Meiosis in Zea diploperennis Iltis, Doebley and Guzman is normal. At diakinesis ten bivalents are formed. The pachytene chromosomes show normal synapsis and are terminated by prominent chromomeres which may be referred to as small knobs. There are 11 to 13 terminal knob positions. Although these positions are constant in subtending one or both arms, they have knob-like structures ranging in size from that of a prominent chromomere up to that of a more obvious knob. Similar observations have been recorded for the tetraploid perennial teosinte (A. E. Longley 1941). In this feature they differ from maize chromosomes which have internal knobs.

The total lengths of the ten chromosomes of diploperennis in comparison with maize are slightly longer, especially three of them, namely chromosomes 2, 3 and 7 where the difference is significant. This was confirmed in the hybrid material where the teosinte chromosomes could be seen extending beyond their maize homologue. The arm ratios are almost the same for both maize and diploperennis. A table comparing the total lengths and arm ratios from a total of about 400 cells observed at pachytene is given below.
 
Total Lengths
Arm Ratios
Maize* Teosinte Maize Teosinte
65.49 68.35 1.2 1.3
56.06 64.35 1.4 1.8
51.19 61.49 2.0 2.0
50.05 52.91 1.6 1.6
50.05 48.62 1.1 1.1
34.89 40.04 3.2 3.2
40.04 51.48 2.6 2.3
40.04 44.33 3.0 3.3
34.89 37.18 2.0 2.0
28.60 32.89 2.6 2.7
*(Rhoades, 1950)

In the hybrid between maize and diploperennis meiosis was normal. At diakinesis in 90% of the cells ten bivalents were formed. But occasionally microsporocytes with two univalents were also seen. Pollen fertility was normal.

In almost all the teosintes, inversions have been reported in one chromosome or the other. The chromosomes of this hybrid showed two heterozygous inversions, a paracentric inversion loop in the long arm of chromosome 5 and a terminal inversion loop in the short arm of chromosome 9. In some cells the terminal inversion in chromosome 9 did not form a loop, but the inverted segments remained unpaired.
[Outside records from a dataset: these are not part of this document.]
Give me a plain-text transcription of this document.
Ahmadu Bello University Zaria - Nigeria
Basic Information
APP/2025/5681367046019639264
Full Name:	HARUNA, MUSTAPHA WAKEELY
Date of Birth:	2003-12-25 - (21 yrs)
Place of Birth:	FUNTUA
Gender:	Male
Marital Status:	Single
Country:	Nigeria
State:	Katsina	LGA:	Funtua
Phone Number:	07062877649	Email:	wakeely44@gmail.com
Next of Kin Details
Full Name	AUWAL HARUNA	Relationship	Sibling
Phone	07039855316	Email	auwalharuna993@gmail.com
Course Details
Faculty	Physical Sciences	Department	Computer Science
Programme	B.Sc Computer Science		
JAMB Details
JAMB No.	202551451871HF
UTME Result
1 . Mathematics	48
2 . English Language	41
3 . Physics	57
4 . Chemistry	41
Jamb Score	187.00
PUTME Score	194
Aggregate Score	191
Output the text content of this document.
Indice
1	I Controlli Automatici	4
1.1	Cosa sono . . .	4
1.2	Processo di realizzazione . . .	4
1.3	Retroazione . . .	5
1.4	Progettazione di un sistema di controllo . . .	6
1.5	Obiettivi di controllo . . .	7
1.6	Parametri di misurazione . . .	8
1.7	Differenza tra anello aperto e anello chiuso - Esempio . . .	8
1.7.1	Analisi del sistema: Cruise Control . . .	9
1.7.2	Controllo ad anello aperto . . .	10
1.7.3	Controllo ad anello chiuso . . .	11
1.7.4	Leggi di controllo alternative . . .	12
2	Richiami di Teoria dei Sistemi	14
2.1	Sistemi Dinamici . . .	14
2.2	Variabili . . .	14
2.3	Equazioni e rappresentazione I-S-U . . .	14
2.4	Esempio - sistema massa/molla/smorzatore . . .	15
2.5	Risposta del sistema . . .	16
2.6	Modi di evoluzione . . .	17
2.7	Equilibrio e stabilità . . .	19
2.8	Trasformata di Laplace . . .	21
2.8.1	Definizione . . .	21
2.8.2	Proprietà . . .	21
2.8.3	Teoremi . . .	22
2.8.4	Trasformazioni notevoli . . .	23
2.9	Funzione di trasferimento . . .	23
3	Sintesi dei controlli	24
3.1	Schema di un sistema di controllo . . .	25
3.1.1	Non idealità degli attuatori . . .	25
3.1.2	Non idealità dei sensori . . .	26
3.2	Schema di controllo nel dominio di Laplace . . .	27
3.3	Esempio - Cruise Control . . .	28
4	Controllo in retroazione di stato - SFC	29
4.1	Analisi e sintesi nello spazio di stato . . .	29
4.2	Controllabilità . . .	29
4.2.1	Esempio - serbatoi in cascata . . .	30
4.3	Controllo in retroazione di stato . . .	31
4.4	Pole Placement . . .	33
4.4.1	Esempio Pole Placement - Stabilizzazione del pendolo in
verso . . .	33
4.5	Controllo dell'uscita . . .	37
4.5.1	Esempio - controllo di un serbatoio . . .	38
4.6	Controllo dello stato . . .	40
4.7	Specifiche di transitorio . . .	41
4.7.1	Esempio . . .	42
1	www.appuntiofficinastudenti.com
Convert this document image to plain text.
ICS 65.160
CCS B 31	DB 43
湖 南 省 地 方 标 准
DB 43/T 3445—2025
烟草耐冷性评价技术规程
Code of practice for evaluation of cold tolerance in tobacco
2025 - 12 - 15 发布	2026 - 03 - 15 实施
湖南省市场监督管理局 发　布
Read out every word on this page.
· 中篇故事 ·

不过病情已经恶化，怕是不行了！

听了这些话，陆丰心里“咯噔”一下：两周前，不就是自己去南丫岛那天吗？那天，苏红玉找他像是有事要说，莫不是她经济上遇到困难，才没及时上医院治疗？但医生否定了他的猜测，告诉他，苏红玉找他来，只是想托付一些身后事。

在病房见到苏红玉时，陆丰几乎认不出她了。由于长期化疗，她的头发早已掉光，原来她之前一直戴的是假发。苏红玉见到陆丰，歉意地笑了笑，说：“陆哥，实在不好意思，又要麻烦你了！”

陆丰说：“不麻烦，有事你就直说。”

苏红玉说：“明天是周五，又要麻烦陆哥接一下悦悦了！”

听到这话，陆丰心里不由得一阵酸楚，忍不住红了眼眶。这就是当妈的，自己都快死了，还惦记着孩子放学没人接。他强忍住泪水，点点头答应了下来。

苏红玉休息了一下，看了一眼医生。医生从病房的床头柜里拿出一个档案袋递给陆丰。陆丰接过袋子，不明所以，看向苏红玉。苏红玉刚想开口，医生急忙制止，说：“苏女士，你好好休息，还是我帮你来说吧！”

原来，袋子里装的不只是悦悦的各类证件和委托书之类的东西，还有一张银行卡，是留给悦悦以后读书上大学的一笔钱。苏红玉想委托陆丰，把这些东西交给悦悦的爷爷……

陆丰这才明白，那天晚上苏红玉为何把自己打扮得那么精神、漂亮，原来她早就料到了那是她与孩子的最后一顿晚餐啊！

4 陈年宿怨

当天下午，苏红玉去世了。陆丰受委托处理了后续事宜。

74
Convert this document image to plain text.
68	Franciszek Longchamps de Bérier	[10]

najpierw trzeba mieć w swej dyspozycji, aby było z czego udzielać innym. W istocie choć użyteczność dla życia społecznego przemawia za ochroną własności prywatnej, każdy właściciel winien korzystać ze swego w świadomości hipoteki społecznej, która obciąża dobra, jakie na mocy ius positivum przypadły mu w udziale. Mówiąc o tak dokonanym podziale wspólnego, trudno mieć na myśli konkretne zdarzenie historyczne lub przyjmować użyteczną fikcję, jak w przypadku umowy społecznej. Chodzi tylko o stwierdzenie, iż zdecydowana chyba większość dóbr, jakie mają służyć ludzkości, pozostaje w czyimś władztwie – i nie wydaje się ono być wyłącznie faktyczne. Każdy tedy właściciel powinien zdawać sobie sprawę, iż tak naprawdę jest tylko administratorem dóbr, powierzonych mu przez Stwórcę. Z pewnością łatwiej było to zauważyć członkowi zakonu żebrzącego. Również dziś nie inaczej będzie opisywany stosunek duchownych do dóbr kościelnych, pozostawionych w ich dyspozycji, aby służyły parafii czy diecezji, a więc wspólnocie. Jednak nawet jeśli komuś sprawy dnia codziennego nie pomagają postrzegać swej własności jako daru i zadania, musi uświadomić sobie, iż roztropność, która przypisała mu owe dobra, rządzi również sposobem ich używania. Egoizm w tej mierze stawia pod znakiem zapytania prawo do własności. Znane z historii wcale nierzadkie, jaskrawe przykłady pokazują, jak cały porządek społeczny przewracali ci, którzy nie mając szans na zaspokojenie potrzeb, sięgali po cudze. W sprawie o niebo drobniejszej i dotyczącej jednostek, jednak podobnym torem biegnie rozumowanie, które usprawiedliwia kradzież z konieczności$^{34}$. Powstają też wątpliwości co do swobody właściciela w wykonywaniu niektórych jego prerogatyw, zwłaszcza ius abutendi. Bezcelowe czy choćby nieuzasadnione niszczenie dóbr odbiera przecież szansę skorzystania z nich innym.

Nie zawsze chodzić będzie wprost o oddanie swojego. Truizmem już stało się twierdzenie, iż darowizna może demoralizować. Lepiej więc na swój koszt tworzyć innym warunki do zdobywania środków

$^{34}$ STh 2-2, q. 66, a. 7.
Though the inversions were observed there was no sign of bridges or fragments in the 400 cells studied so far. This could be due to failure of recombination in the region of the inversion or due to infrequency of their occurrence.

It is significant that the tetraploid perennial teosinte (Z. perennis) has the same chromosome 9 inversion, reported by Y. C. Ting, as that reported here for the diploid. Thus, most of the cytological evidence supports the contention that the tetraploid is an ancient autotetraploid of the diploid and therefore that the two taxa should be considered as a single species.